The fame of his generosity, therefore, pervaded all the West, and reached even to the East. Military men came to him out of every province on this side of the mountains, whom he rewarded most profusely. In consequence, when he had no longer aught to bestow, poor and exhausted, he turned his thoughts to rapine. The rapacity of his disposition was seconded by Ralph, the inciter of his covetousness; a clergyman of the lowest origin, but raised to eminence by his wit and subtilty. If at any time a royal edict issued, that England should pay a certain tribute, it was doubled by this plunderer of the rich, this exterminator of the poor, this confiscator of other men's inheritance. He was an invincible pleader, as unrestrained in his words as in his actions; and equally furious against the meek or the turbulent.

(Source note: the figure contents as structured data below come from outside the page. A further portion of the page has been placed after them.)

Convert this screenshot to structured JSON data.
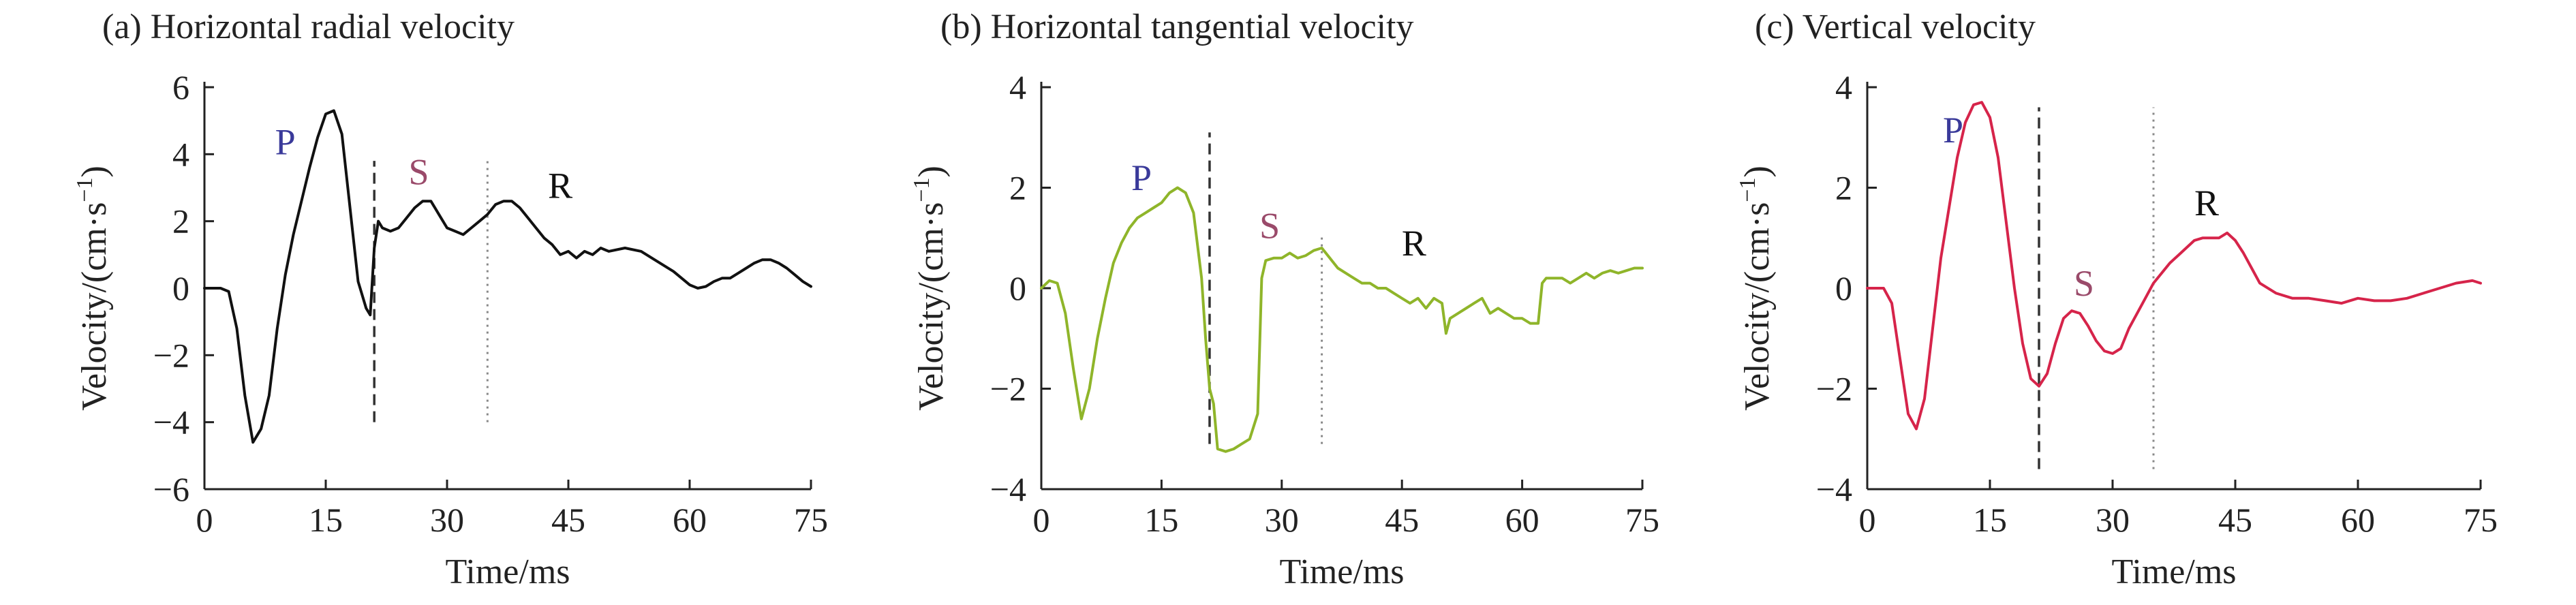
{
  "chart_data": [
    {
      "type": "line",
      "title": "(a) Horizontal radial velocity",
      "xlabel": "Time/ms",
      "ylabel": "Velocity/(cm·s",
      "ylabel_sup": "−1",
      "ylabel_close": ")",
      "xlim": [
        0,
        75
      ],
      "ylim": [
        -6,
        6
      ],
      "x_ticks": [
        0,
        15,
        30,
        45,
        60,
        75
      ],
      "x_tick_labels": [
        "0",
        "15",
        "30",
        "45",
        "60",
        "75"
      ],
      "y_ticks": [
        -6,
        -4,
        -2,
        0,
        2,
        4,
        6
      ],
      "y_tick_labels": [
        "−6",
        "−4",
        "−2",
        "0",
        "2",
        "4",
        "6"
      ],
      "grid": false,
      "series": [
        {
          "color": "#111111",
          "x": [
            0,
            2,
            3,
            4,
            5,
            6,
            7,
            8,
            9,
            10,
            11,
            12,
            13,
            14,
            15,
            16,
            17,
            18,
            19,
            20,
            20.5,
            21,
            21.5,
            22,
            23,
            24,
            25,
            26,
            27,
            28,
            29,
            30,
            31,
            32,
            33,
            34,
            35,
            36,
            37,
            38,
            39,
            40,
            41,
            42,
            43,
            44,
            45,
            46,
            47,
            48,
            49,
            50,
            52,
            54,
            56,
            58,
            60,
            61,
            62,
            63,
            64,
            65,
            66,
            67,
            68,
            69,
            70,
            71,
            72,
            73,
            74,
            75
          ],
          "y": [
            0,
            0,
            -0.1,
            -1.2,
            -3.2,
            -4.6,
            -4.2,
            -3.2,
            -1.2,
            0.4,
            1.6,
            2.6,
            3.6,
            4.5,
            5.2,
            5.3,
            4.6,
            2.4,
            0.2,
            -0.6,
            -0.8,
            1.2,
            2.0,
            1.8,
            1.7,
            1.8,
            2.1,
            2.4,
            2.6,
            2.6,
            2.2,
            1.8,
            1.7,
            1.6,
            1.8,
            2.0,
            2.2,
            2.5,
            2.6,
            2.6,
            2.4,
            2.1,
            1.8,
            1.5,
            1.3,
            1.0,
            1.1,
            0.9,
            1.1,
            1.0,
            1.2,
            1.1,
            1.2,
            1.1,
            0.8,
            0.5,
            0.1,
            0,
            0.05,
            0.2,
            0.3,
            0.3,
            0.45,
            0.6,
            0.75,
            0.85,
            0.85,
            0.75,
            0.6,
            0.4,
            0.2,
            0.05
          ]
        }
      ],
      "vlines": [
        {
          "x": 21,
          "y_from": -4,
          "y_to": 3.8,
          "style": "dashed",
          "color": "#333333"
        },
        {
          "x": 35,
          "y_from": -4,
          "y_to": 3.8,
          "style": "dotted",
          "color": "#888888"
        }
      ],
      "annotations": [
        {
          "text": "P",
          "x": 10,
          "y": 4.0,
          "color": "#3a3a9a"
        },
        {
          "text": "S",
          "x": 26.5,
          "y": 3.1,
          "color": "#9a4a6a"
        },
        {
          "text": "R",
          "x": 44,
          "y": 2.7,
          "color": "#111111"
        }
      ]
    },
    {
      "type": "line",
      "title": "(b) Horizontal tangential velocity",
      "xlabel": "Time/ms",
      "ylabel": "Velocity/(cm·s",
      "ylabel_sup": "−1",
      "ylabel_close": ")",
      "xlim": [
        0,
        75
      ],
      "ylim": [
        -4,
        4
      ],
      "x_ticks": [
        0,
        15,
        30,
        45,
        60,
        75
      ],
      "x_tick_labels": [
        "0",
        "15",
        "30",
        "45",
        "60",
        "75"
      ],
      "y_ticks": [
        -4,
        -2,
        0,
        2,
        4
      ],
      "y_tick_labels": [
        "−4",
        "−2",
        "0",
        "2",
        "4"
      ],
      "grid": false,
      "series": [
        {
          "color": "#8fb52a",
          "x": [
            0,
            1,
            2,
            3,
            4,
            5,
            6,
            7,
            8,
            9,
            10,
            11,
            12,
            13,
            14,
            15,
            16,
            17,
            18,
            19,
            20,
            20.5,
            21,
            21.5,
            22,
            23,
            24,
            25,
            26,
            27,
            27.5,
            28,
            29,
            30,
            31,
            32,
            33,
            34,
            35,
            36,
            37,
            38,
            39,
            40,
            41,
            42,
            43,
            44,
            45,
            46,
            47,
            48,
            49,
            50,
            50.5,
            51,
            52,
            53,
            54,
            55,
            56,
            57,
            58,
            59,
            60,
            61,
            62,
            62.5,
            63,
            64,
            65,
            66,
            67,
            68,
            69,
            70,
            71,
            72,
            73,
            74,
            75
          ],
          "y": [
            0,
            0.15,
            0.1,
            -0.5,
            -1.6,
            -2.6,
            -2.0,
            -1.0,
            -0.2,
            0.5,
            0.9,
            1.2,
            1.4,
            1.5,
            1.6,
            1.7,
            1.9,
            2.0,
            1.9,
            1.5,
            0.2,
            -1.0,
            -2.0,
            -2.3,
            -3.2,
            -3.25,
            -3.2,
            -3.1,
            -3.0,
            -2.5,
            0.2,
            0.55,
            0.6,
            0.6,
            0.7,
            0.6,
            0.65,
            0.75,
            0.8,
            0.6,
            0.4,
            0.3,
            0.2,
            0.1,
            0.1,
            0,
            0,
            -0.1,
            -0.2,
            -0.3,
            -0.2,
            -0.4,
            -0.2,
            -0.3,
            -0.9,
            -0.6,
            -0.5,
            -0.4,
            -0.3,
            -0.2,
            -0.5,
            -0.4,
            -0.5,
            -0.6,
            -0.6,
            -0.7,
            -0.7,
            0.1,
            0.2,
            0.2,
            0.2,
            0.1,
            0.2,
            0.3,
            0.2,
            0.3,
            0.35,
            0.3,
            0.35,
            0.4,
            0.4
          ]
        }
      ],
      "vlines": [
        {
          "x": 21,
          "y_from": -3.1,
          "y_to": 3.1,
          "style": "dashed",
          "color": "#333333"
        },
        {
          "x": 35,
          "y_from": -3.1,
          "y_to": 1.1,
          "style": "dotted",
          "color": "#888888"
        }
      ],
      "annotations": [
        {
          "text": "P",
          "x": 12.5,
          "y": 1.95,
          "color": "#3a3a9a"
        },
        {
          "text": "S",
          "x": 28.5,
          "y": 1.0,
          "color": "#9a4a6a"
        },
        {
          "text": "R",
          "x": 46.5,
          "y": 0.65,
          "color": "#111111"
        }
      ]
    },
    {
      "type": "line",
      "title": "(c) Vertical velocity",
      "xlabel": "Time/ms",
      "ylabel": "Velocity/(cm·s",
      "ylabel_sup": "−1",
      "ylabel_close": ")",
      "xlim": [
        0,
        75
      ],
      "ylim": [
        -4,
        4
      ],
      "x_ticks": [
        0,
        15,
        30,
        45,
        60,
        75
      ],
      "x_tick_labels": [
        "0",
        "15",
        "30",
        "45",
        "60",
        "75"
      ],
      "y_ticks": [
        -4,
        -2,
        0,
        2,
        4
      ],
      "y_tick_labels": [
        "−4",
        "−2",
        "0",
        "2",
        "4"
      ],
      "grid": false,
      "series": [
        {
          "color": "#d6244a",
          "x": [
            0,
            1,
            2,
            3,
            4,
            5,
            6,
            7,
            8,
            9,
            10,
            11,
            12,
            13,
            14,
            15,
            16,
            17,
            18,
            19,
            20,
            21,
            22,
            23,
            24,
            25,
            26,
            27,
            28,
            29,
            30,
            31,
            32,
            33,
            34,
            35,
            36,
            37,
            38,
            39,
            40,
            41,
            42,
            43,
            44,
            45,
            46,
            47,
            48,
            50,
            52,
            54,
            56,
            58,
            60,
            62,
            64,
            66,
            68,
            70,
            72,
            74,
            75
          ],
          "y": [
            0,
            0,
            0,
            -0.3,
            -1.4,
            -2.5,
            -2.8,
            -2.2,
            -0.8,
            0.6,
            1.6,
            2.6,
            3.3,
            3.65,
            3.7,
            3.4,
            2.6,
            1.3,
            0,
            -1.1,
            -1.8,
            -1.95,
            -1.7,
            -1.1,
            -0.6,
            -0.45,
            -0.5,
            -0.75,
            -1.05,
            -1.25,
            -1.3,
            -1.2,
            -0.8,
            -0.5,
            -0.2,
            0.1,
            0.3,
            0.5,
            0.65,
            0.8,
            0.95,
            1.0,
            1.0,
            1.0,
            1.1,
            0.95,
            0.7,
            0.4,
            0.1,
            -0.1,
            -0.2,
            -0.2,
            -0.25,
            -0.3,
            -0.2,
            -0.25,
            -0.25,
            -0.2,
            -0.1,
            0,
            0.1,
            0.15,
            0.1
          ]
        }
      ],
      "vlines": [
        {
          "x": 21,
          "y_from": -3.6,
          "y_to": 3.6,
          "style": "dashed",
          "color": "#333333"
        },
        {
          "x": 35,
          "y_from": -3.6,
          "y_to": 3.6,
          "style": "dotted",
          "color": "#888888"
        }
      ],
      "annotations": [
        {
          "text": "P",
          "x": 10.5,
          "y": 2.9,
          "color": "#3a3a9a"
        },
        {
          "text": "S",
          "x": 26.5,
          "y": -0.15,
          "color": "#9a4a6a"
        },
        {
          "text": "R",
          "x": 41.5,
          "y": 1.45,
          "color": "#111111"
        }
      ]
    }
  ]
}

Wherefore some people used to laugh,[1] and say, that he was the only man who knew how to employ his talents in this way, and cared for no one's hatred, so that he could please his master. At this person's suggestion, the sacred honours of the church, as the pastors died, were exposed to sale: for whenever the death of any bishop or abbat was announced, directly one of the king's clerks was admitted, who made an inventory of every thing, and carried all future rents into the royal exchequer. In the meantime some person was sought out fit to supply the place of the deceased; not from proof of morals, but of money; and, at last, if I may so say, the empty honour was conferred, and even that purchased, at a great price. These things appeared the more disgraceful, because, in his father's time, after the decease of a bishop or abbat, all rents were reserved entire, to be given up to the succeeding pastor; and persons truly meritorious, on account of their religion, were elected. But in the lapse of a very few years, every thing was changed. There was no man rich except the money-changer; no clerk, unless he was a lawyer; no priest, unless (to use a word which is hardly

  1. Some read, "The king used to laugh," &c.